Politici&toghe Ecco la rete del “sistema Amara”

“Per gli amici i favori, per gli altri la legge”, sintetizza il gip di Potenza, autorizzando l’arresto di Piero Amara, del suo complice Filippo Paradiso e disponendo l’obbligo di dimora per l’ex procuratore di Taranto, Carlo Capristo. E ad applicare il sistema binario dei “favori” e della “legge” era proprio Capristo per il quale, sponsorizzando la sua nomina a Taranto, Amara e Paradiso si erano spesi parecchio. Per comprendere la pervasività e la pericolosità del “sistema” Amara – e anche la capacità della magistratura di sfoderare i suoi anticorpi – la lettura dell’ordinanza d’arresto è senza dubbio illuminante. Amara, ex legale esterno dell’Eni e anche dell’Ilva, l’uomo che ha rivelato alla Procura di Milano l’esistenza di una (per ora presunta) loggia massonica coperta denominata “Ungheria”, dedita a inquinare l’attività della magistratura e condizionarne le nomine, ieri è stato arrestato con l’accusa (ancora una volta) di corruzione in atti giudiziari.

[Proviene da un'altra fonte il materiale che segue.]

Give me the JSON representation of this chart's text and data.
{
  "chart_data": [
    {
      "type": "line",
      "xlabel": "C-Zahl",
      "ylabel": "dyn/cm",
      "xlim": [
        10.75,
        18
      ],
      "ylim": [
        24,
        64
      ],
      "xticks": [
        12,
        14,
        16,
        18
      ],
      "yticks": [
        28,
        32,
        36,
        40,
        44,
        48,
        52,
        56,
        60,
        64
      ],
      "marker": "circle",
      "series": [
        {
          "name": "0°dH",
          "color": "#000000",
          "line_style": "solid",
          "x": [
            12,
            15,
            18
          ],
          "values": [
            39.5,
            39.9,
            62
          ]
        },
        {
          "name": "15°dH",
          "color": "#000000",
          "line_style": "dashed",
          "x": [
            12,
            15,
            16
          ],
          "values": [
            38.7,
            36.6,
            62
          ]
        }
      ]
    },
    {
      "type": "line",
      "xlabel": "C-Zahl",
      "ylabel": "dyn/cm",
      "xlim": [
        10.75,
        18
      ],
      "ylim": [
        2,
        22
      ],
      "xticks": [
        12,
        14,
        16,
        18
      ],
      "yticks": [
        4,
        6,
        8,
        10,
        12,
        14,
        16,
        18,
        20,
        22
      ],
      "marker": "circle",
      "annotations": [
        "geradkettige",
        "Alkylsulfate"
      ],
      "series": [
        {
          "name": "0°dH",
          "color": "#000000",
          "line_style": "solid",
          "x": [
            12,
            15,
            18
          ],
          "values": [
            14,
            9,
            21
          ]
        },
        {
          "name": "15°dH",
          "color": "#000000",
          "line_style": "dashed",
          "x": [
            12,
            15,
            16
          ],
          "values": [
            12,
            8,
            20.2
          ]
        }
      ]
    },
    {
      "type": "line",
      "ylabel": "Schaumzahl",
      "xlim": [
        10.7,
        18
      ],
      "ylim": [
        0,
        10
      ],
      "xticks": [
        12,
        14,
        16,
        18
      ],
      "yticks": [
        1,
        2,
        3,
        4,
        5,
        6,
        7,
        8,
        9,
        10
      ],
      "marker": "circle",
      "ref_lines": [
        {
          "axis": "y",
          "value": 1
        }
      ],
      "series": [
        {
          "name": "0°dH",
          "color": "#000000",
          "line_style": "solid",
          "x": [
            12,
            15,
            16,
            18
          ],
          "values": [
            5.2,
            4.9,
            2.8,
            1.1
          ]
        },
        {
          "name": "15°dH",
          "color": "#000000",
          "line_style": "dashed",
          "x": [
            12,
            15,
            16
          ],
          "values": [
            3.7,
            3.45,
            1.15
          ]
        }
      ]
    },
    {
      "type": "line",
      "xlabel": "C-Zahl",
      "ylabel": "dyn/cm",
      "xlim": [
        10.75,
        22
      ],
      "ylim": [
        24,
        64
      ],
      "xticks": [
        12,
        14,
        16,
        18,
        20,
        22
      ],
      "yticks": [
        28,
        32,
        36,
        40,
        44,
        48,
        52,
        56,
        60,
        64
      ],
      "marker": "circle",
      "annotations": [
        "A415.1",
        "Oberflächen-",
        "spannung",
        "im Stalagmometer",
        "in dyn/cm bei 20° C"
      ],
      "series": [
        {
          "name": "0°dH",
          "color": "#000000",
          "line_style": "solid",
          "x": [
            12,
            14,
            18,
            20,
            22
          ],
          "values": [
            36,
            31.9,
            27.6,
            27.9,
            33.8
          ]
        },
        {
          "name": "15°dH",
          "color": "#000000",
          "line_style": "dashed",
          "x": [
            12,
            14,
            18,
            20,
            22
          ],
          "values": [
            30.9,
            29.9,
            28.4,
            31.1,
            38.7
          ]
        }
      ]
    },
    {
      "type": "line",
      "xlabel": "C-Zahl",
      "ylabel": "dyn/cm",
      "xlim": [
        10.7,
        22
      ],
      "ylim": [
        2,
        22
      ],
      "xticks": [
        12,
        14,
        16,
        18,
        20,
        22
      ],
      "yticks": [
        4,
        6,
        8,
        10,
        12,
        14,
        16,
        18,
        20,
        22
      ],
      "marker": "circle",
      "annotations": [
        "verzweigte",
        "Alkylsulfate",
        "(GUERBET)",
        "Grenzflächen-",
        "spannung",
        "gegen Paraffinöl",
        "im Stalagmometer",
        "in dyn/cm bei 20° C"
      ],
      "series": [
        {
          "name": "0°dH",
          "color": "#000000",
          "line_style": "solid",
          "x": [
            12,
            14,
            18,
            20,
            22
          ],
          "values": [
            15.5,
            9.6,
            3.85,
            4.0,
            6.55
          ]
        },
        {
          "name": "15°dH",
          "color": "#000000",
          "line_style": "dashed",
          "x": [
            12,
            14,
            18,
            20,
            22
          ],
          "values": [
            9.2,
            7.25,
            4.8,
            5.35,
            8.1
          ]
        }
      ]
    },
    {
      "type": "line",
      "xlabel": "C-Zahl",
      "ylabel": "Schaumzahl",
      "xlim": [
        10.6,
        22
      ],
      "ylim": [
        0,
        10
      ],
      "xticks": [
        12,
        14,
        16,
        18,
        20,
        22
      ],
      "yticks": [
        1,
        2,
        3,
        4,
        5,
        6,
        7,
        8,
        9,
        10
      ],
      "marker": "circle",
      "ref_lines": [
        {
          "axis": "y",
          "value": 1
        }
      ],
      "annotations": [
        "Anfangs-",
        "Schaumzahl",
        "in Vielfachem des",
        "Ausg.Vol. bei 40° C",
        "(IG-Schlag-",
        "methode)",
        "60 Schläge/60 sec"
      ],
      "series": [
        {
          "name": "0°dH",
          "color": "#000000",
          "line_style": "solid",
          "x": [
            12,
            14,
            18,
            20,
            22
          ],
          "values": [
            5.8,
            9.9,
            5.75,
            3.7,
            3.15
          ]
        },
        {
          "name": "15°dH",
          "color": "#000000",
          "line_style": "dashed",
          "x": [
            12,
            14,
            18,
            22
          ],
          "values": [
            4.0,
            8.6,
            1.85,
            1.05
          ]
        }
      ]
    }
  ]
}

Il magistrato corrotto, secondo l’accusa, è Capristo, la cui nomina a Taranto fu sponsorizzata da Amara e Paradiso, funzionario del ministero dell’Interno dedito a “curare, previa retribuzione, le relazioni pubbliche di Amara” (con il suo stipendio ministeriale ha un “conto gestione da 2 milioni di euro”).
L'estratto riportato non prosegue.